For although this is something that happens very rarely, the Court of Arbitration for Sport can itself be challenged, as the rulebook says that because the CAS sits in Switzerland, decisions of the CAS can be appealed to the Federal Supreme Court of Switzerland.
However, because most English publications feel that English people are not really interested in the rest of the world, and that this is a matter of technicalities, there is little comment on this development, even though it reveals another route through which Fifa’s search for world domination can be challenged.
Concerning the CAS you may recall that in February 2020, Manchester City (of whom it has often been said) lodged an appeal to the Court of Arbitration in Sport against Uefa’s decision to ban the club from European competitions for two years and to fine it €30,000,000 for its flagrant breaches of Financial Fair Play regulations. Although Manchester City won the case on the grounds that Uefa had waited too long to bring the case (which of course raised the question of how incompetent Uefa had to be to allow that to happen) it was still fined 10 million Euros for failing to co-operate with Uefa in the first instance, something which breached Uefa Club Licensing Regulations.
There was much muttering at that time of taking this case to the Federal Supreme Court in Switzerland, but this did not happen, and the club accepted the fine – which of course represented small change to the ownership, and which meant the case would finally stop.
Another reason for not going further in that case, is that appeals of arbitration decisions are generally not successful, largely because the only grounds on which an appeal to the Federal Supreme Court can be made are either the procedural requirements of the case in the CAS not being met, or whether the award is incompatible with public policy in Switzerland.
So the situation is rare, but it has happened before and such appeals have indeed been made and won. As when the Federal Supreme Court of Switzerland overruled a CAS decision in the case of Matuzalém, the Brazilian football player – a case which also made it clear that CAS decisions can be appealed by recourse to the European Court of Human Rights.
In the current case in question, Fifa has appealed against the Court of Arbitration for Sport, which had cancelled the lifetime ban from football of the former president of the Haitian Federation who was accused of the rape of female minors. If the court rules in Fifa’s favour the case will be examined again by… the Court of Arbitration for Sport.
In this particular case Fifa found the president of the Haitian Federation (who at that time had been in charge of the Federation for 20 years, and was by then aged 73) guilty of “sexually harassing and assaulting several players, including minors.”
Fifa banned him for life from all football activities, nationally and internationally and ordered him to pay 1 million Swiss francs (£882,000).
The Court for Arbitration in Sport however annulled the lifetime suspension on the grounds that the accusations were “inconsistent, unclear and contradictory.” Fifa however then argued that key evidence it provided was not considered by the CAS panel.

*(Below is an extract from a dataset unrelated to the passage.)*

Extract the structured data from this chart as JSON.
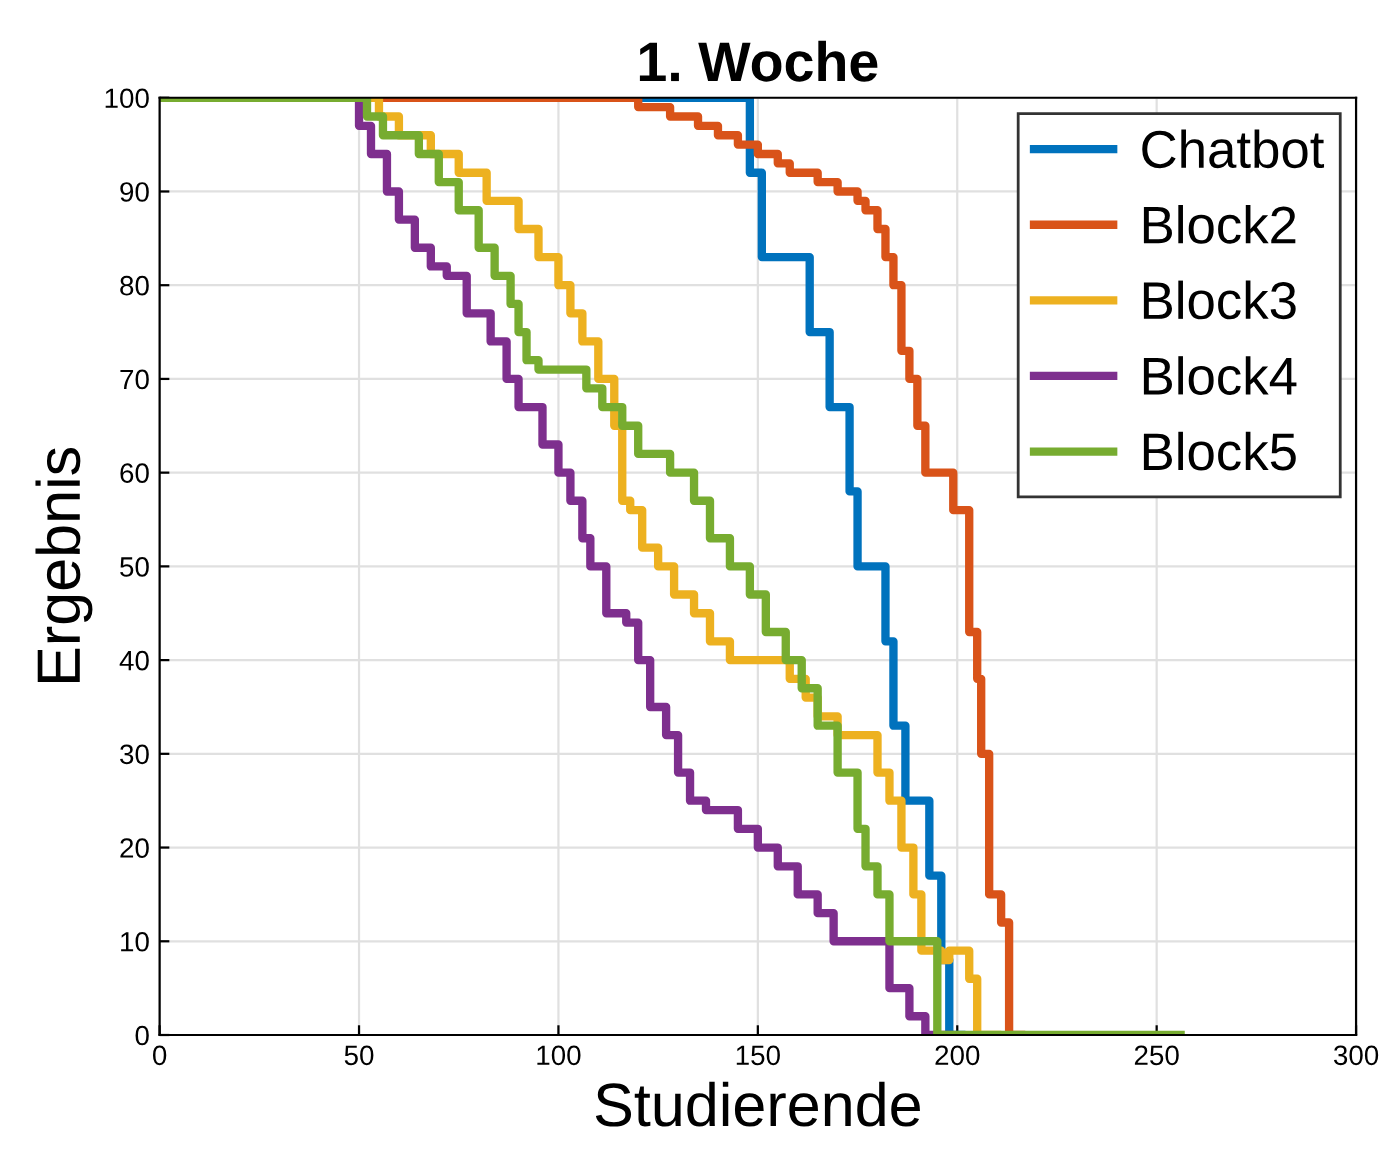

However, there could be a suggestion that in doing this Fifa was simply aiming to restore its reputation as a body capable of proceeding with a complex and delicate case. It may also be said that Fifa’s prime interest is in upholding its own reputation as a protector of young people in the world of football, at a time when it has been highly criticised for having little impact on the way in which migrant workers were treated in Qatar in the lead up to the World Cup held there.

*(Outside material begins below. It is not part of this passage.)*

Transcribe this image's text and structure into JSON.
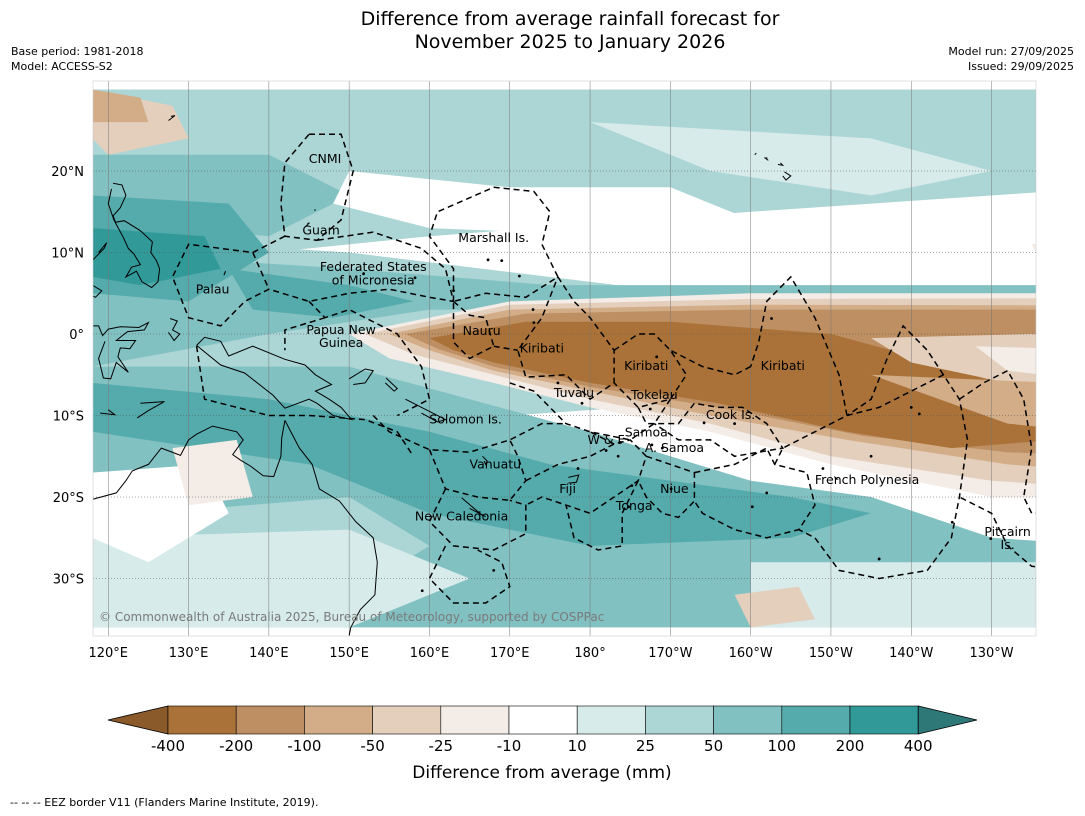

Interestingly, in this case, the accused himself accused Fifa of reaching a conclusion that was a “purely political measure”, and that Fifa had not examined any real evidence, relying instead of reports of the accusations in the Guardian newspaper.
On the other hand the alleged victims told the Guardian, on condition of anonymity, “that at least two underage players had abortions as a result of the rapes committed by the leader in the national training centre.”